Importance of Personality at Workplace
A professional on an average spends 6-10 hours each day at work along with his colleagues and regularly interacts with each other. A diverse organization has many members and building relationships is an integral part of any career strategy.
What are the factors that motivate employees to do a particular job? For some, it is the prospect of getting a higher pay and advancement up the chain of command. For some others, it is a feeling of accomplishment or the ability to work independently or even self development through their work. According to research, these factors are derived from the individual’s personality characteristics and if employers can find suitable employees whose natural leanings matches with the characteristics of the concerned job duties and responsibilities, they could see significant advancement in company’s success.
Personality is at the center of how we interact with each other on a daily basis and it provides a framework of an individual’s relatively enduring characteristics that make an individual unique and different from every other individual. It relates to people’s characteristic tendencies to behave, think and feel in certain ways. A person’s personality traits are usually identified by observing what behaviour they exhibit in different situations, and this is why there exists a relationship between personality & behaviour. Thus, the personality traits, or natural reflexes, that form an individual’s character are essential not only when predicting how people will interact and behave with one another, but also how they will fit with the tasks and responsibilities required for a position and the environment of the organization.
So which personality type should the employer hire? Should the recruiter favor generalist or the specialist? The extrovert over the introvert? The self-starter over the obedient follower?
The answer is – It depends!
Each of the types mentioned will offer benefits and also have certain drawbacks. The point is not to favor one type over another, but to match a personality to a given set of duties and responsibilities and to analyze whether the concerned individual will be able to cope up with the organizational culture and fit into the environment of the company. For example, a person who has high conscientiousness but is an introvert has high chances of being selected for an accounting job or data-entry job. The person might be very good with his work; however, if his introverted nature is pronounced to the extent that he cannot interact and communicate appropriately with his seniors & colleagues he might not be able to sustain himself in the job for too long. Thus, it is important to access the personality of an individual when making personnel related decisions. Many companies today along with their first impressions and gut instincts, also rely on standardized personality test scores to make an unbiased decision.

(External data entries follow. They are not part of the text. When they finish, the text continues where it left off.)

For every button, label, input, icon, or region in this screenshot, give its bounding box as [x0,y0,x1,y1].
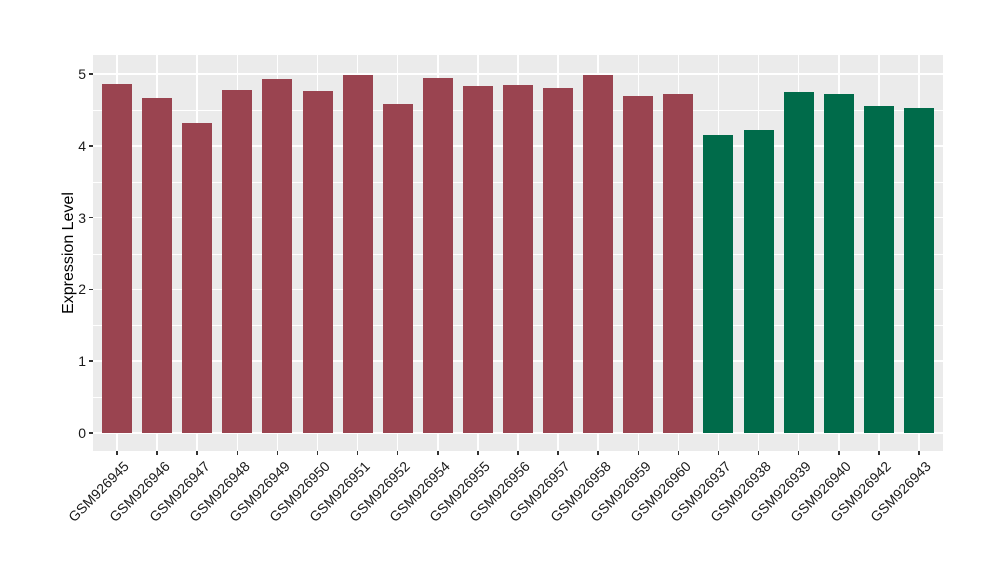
bar [182,122,213,433]
y-tick-label: 3 [78,209,86,226]
x-tick-mark [878,451,880,455]
x-tick-mark [236,451,239,455]
x-tick-mark [918,451,920,455]
bar [422,78,453,433]
bar [783,91,814,433]
bar [583,75,614,433]
y-tick-mark [89,73,93,75]
bar [222,89,253,433]
bar [462,86,493,433]
plot-panel [93,55,943,451]
bar [142,98,173,433]
x-tick-mark [838,451,840,455]
x-tick-mark [356,451,359,455]
bar [663,94,694,433]
x-tick-mark [477,451,479,455]
x-tick-mark [597,451,599,455]
y-tick-mark [89,145,93,147]
bar [543,88,574,433]
bar [382,104,413,433]
x-tick-mark [156,451,158,455]
bar [863,106,894,433]
x-tick-mark [637,451,640,455]
y-tick-label: 2 [78,281,86,298]
y-tick-mark [89,360,93,362]
x-tick-mark [396,451,399,455]
bar [102,84,133,433]
bar [302,91,333,433]
x-tick-mark [196,451,198,455]
y-tick-label: 4 [78,137,86,154]
x-tick-mark [316,451,319,455]
y-tick-mark [89,216,93,219]
y-tick-mark [89,432,93,434]
x-tick-mark [437,451,439,455]
y-tick-label: 5 [78,66,86,82]
bar [342,75,373,433]
x-tick-mark [557,451,559,455]
bar [743,130,774,433]
x-tick-mark [757,451,760,455]
bar [703,135,734,433]
x-tick-mark [517,451,519,455]
y-tick-label: 0 [78,425,86,441]
bar [823,94,854,433]
x-tick-mark [717,451,720,455]
y-axis-title: Expression Level [60,192,77,314]
major-gridline [93,73,943,75]
major-gridline [93,432,943,434]
bar [903,107,934,433]
x-tick-mark [677,451,680,455]
x-tick-mark [116,451,118,455]
y-tick-label: 1 [78,353,86,370]
bar [623,95,654,433]
bar [503,85,533,433]
x-tick-mark [797,451,800,455]
y-tick-mark [89,288,93,291]
bar [262,79,293,433]
x-tick-mark [276,451,279,455]
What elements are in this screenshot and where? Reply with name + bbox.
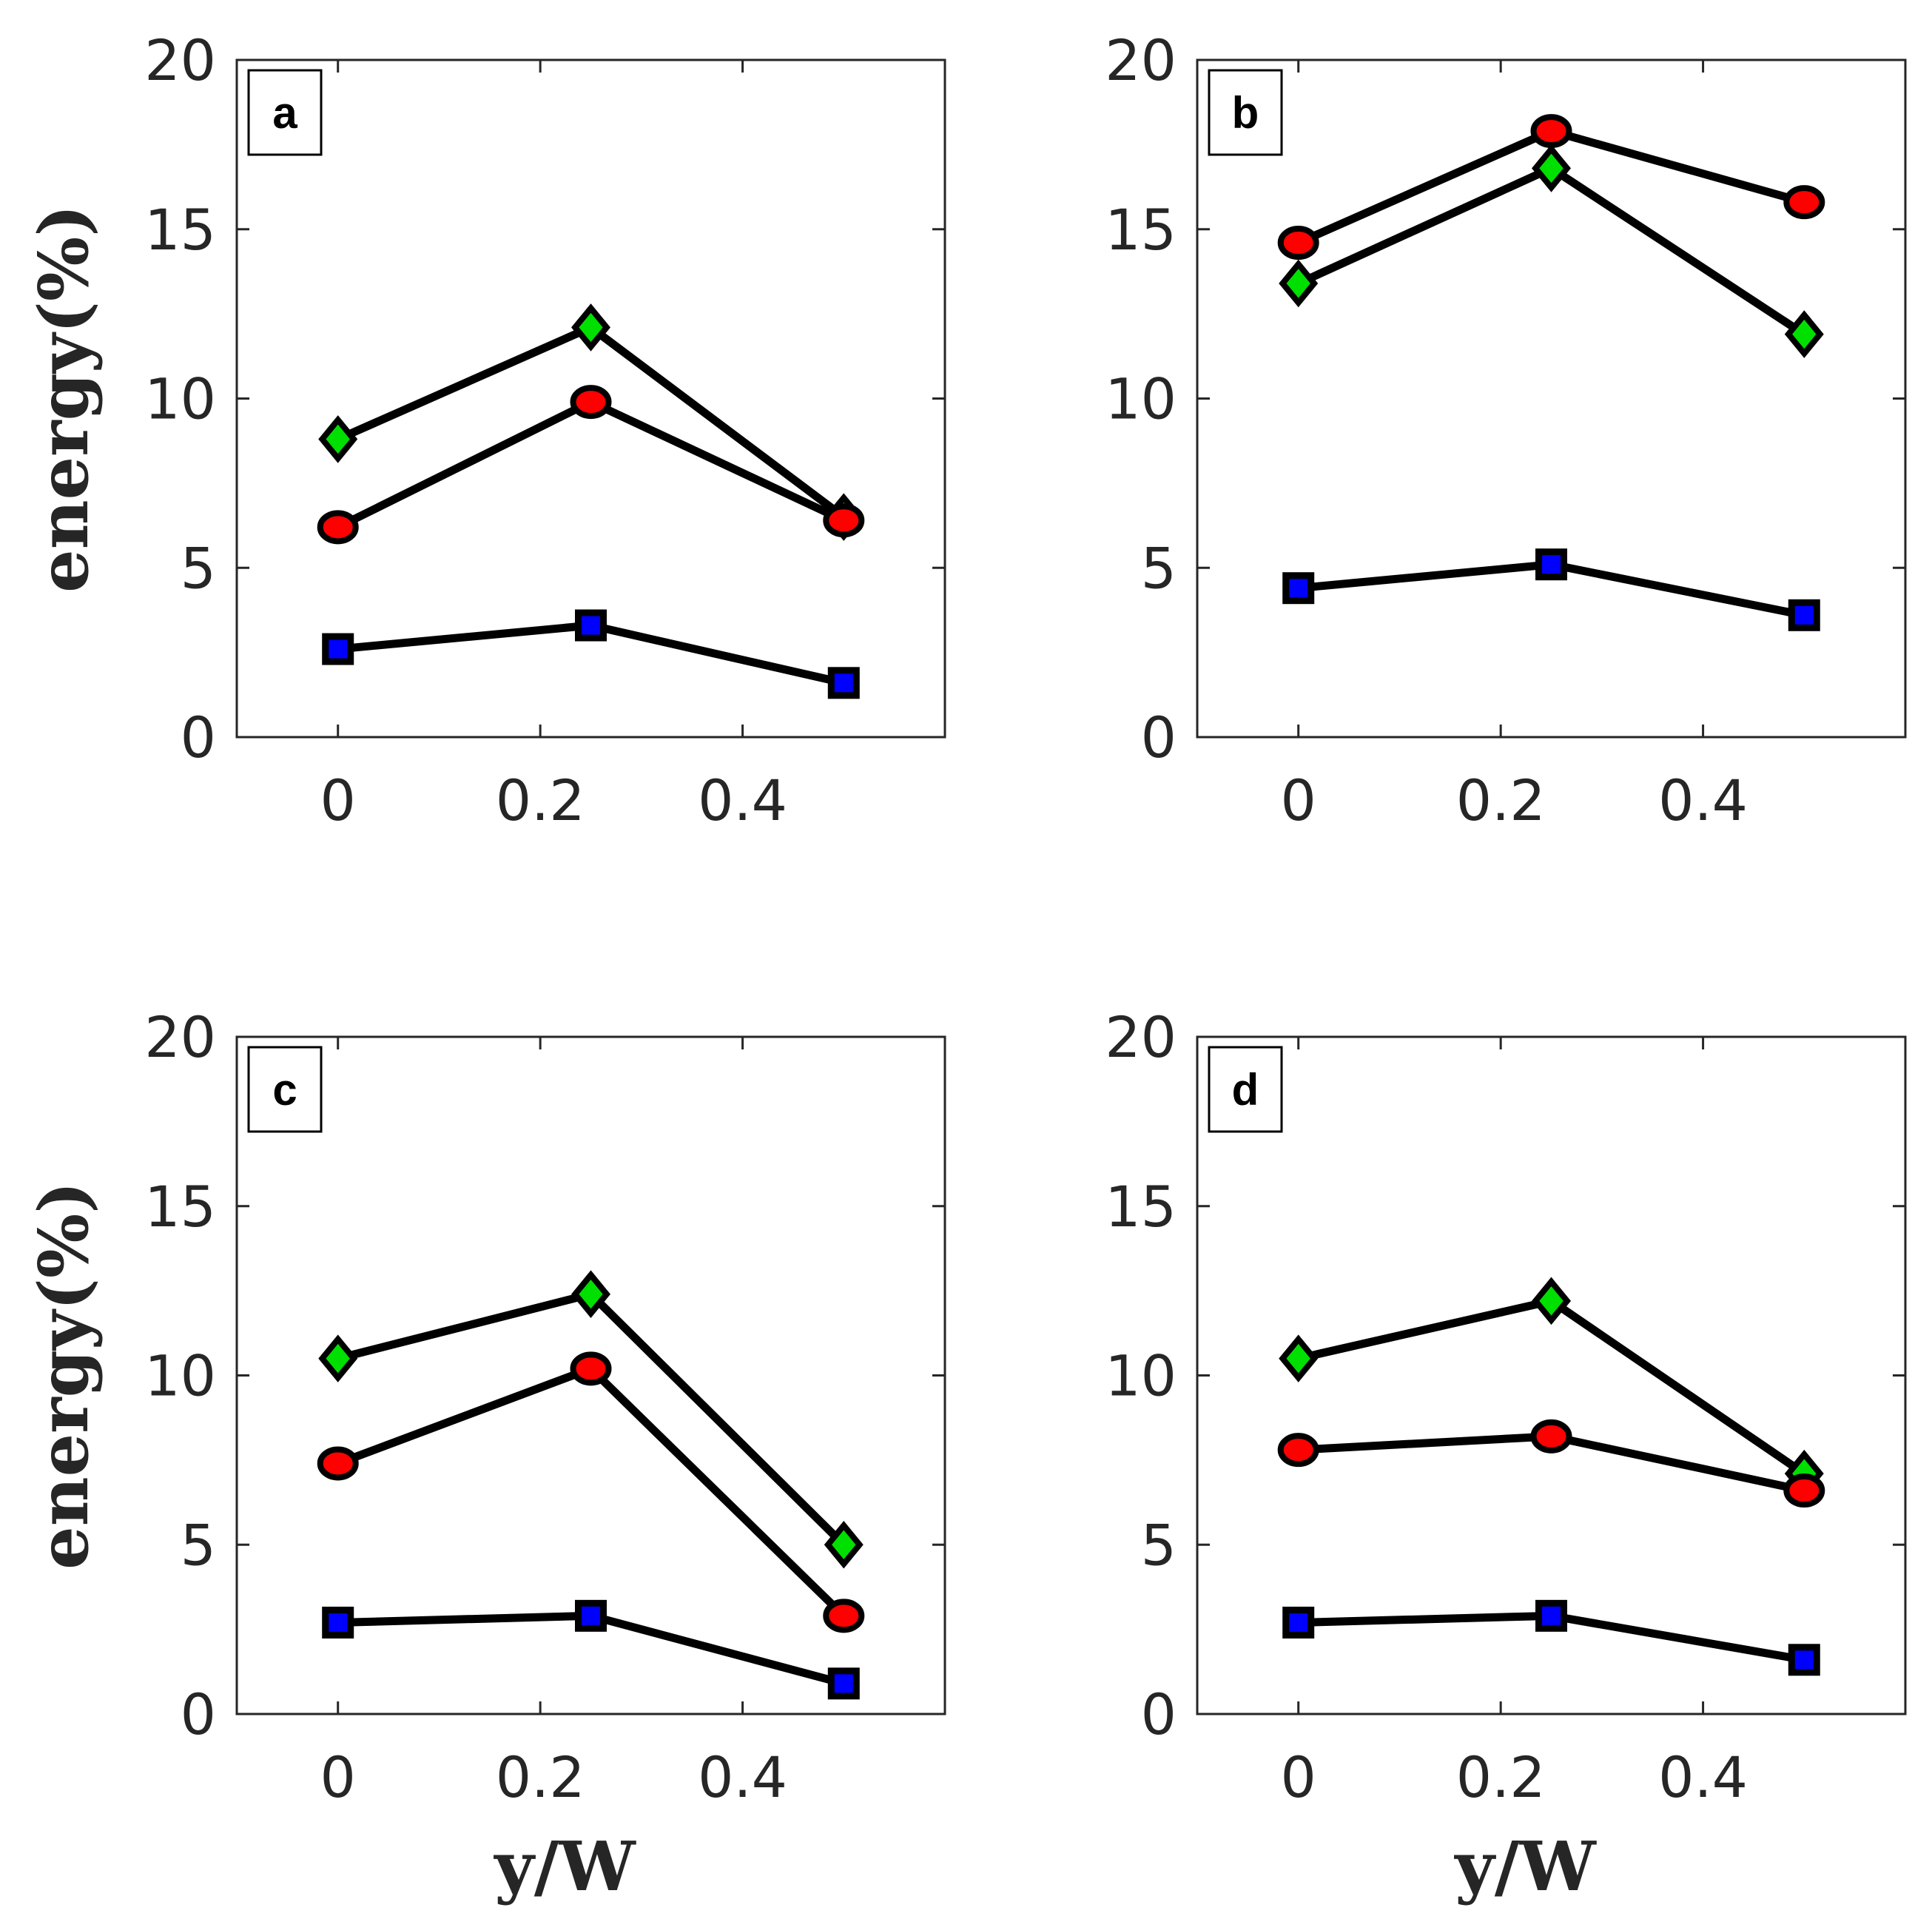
panel-label-box: [1208, 69, 1283, 156]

‘The Big Five’ personality model since its inception in the early 20th century has become one of the most extensively researched and widely accepted theories to explain personality differences. The model is composed of the following factors:
Emotional Stability: It is the degree to which a person is able to maintain his/her emotional balance
Agreeableness: It is the degree to which a person is likeable, cooperative and approachable
Extroversion: Assesses a person’s outward orientation – whether he or she is drawn more towards the social world of people and activities or the inner world of thoughts and emotions
Openness: It is the extent to which a person seeks out new experiences and is receptive to different views and people
Conscientiousness: Degree to which a person is productivity‐oriented, diligent, organized, reliable, striving and dutiful
The trait ‘Agreeableness’ helps foster teamwork, reduces the tendency for conflict, and makes interaction with others smoother. ‘Conscientiousness’ and ‘Emotional Stability’ explain the willingness and desire of an individual to meet or exceed job requirements, the ability to handle pressure, be self-motivated and work efficiently. However, it is important to keep in mind that the combination of personality traits that translate to successful job performance can vary, depending on the type of position and job role.
Thus, in an organization, people having differences in personalities may pose a threat to producing the best work results. The reasons and importance from an employer-emplyoee view point, for understanding the role of personality in order to determine the job-fit of an individual, includes:
- Finding the correct job-role fit aids in improved work productivity and work satisfaction
- A team is made up of individuals and personalities of the team members can be the mortar that holds the team together and makes it more cohesive
- Understanding personality helps to utilize strengths and improve on one’s weakness
- Aids in reducing conflicts, enhance participation and improved collaboration in the work environment
- Prevents burn outs and reduces turnovers
- Helps to communicate effectively and reduce communication barriers
Employers and HR Mangers therefore seek to find the right people with the exact set of traits for various job positions, there by, increasing the company’s potential for success and sustainability.